Lebanon is served by globally available crypto cards including KAST (2% cashback, no fees), RedotPay (up to 3%), Crypto.com (up to 5%), CoCa (up to 8%), and MetaMask (1%, self-custody). Card acceptance exists at hotels and upscale merchants in Beirut, particularly in Hamra, Gemmayzeh, and Achrafieh.

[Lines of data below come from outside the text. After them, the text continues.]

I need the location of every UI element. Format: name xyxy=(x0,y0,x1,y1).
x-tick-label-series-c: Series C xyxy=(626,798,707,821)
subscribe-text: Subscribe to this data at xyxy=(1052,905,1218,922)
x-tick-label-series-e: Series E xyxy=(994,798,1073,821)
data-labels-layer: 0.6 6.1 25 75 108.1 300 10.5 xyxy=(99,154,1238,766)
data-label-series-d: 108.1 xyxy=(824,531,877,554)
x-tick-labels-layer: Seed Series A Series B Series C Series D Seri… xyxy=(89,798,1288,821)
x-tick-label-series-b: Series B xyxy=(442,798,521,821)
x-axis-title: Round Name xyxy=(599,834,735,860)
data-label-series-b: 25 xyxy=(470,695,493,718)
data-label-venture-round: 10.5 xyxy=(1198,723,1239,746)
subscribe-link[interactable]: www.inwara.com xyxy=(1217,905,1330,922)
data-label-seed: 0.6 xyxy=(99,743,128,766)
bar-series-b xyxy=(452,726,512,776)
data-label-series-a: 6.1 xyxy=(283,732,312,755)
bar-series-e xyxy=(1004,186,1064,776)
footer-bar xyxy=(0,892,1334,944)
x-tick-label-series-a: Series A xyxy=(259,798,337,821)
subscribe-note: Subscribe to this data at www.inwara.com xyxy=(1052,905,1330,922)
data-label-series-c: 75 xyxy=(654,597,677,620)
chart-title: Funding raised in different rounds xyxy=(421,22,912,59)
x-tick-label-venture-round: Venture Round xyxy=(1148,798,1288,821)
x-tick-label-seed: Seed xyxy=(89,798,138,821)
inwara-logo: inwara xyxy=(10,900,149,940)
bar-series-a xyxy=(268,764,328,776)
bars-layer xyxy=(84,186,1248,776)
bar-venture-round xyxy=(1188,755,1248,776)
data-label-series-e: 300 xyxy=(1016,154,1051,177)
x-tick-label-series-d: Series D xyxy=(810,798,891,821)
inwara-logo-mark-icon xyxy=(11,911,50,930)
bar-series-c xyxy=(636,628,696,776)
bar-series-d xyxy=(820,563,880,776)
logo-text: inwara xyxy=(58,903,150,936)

Is cryptocurrency legal in Lebanon?
Lebanon has no specific crypto legislation. The Banque du Liban (BDL) issued a 2014 circular warning banks against crypto but did not ban individual ownership or trading. The banking crisis since 2019 has made the BDL's authority over personal financial choices largely irrelevant, and USDT adoption has surged as a dollar substitute.
How is crypto taxed in Lebanon?
Lebanon has no specific crypto tax legislation. The income tax system applies rates of 2-25% on various income categories. However, tax collection has been severely weakened by the economic crisis and institutional collapse. Crypto-specific enforcement is non-existent.
Why did Lebanon adopt crypto so quickly?
The banking crisis starting in October 2019 froze deposits, imposed unofficial capital controls, and devalued the lira from 1,507 to over 89,500 per USD (a 98% collapse). Banks became untrusted custodians overnight. USDT provided what banks could not: accessible, transferable dollar holdings outside the frozen banking system.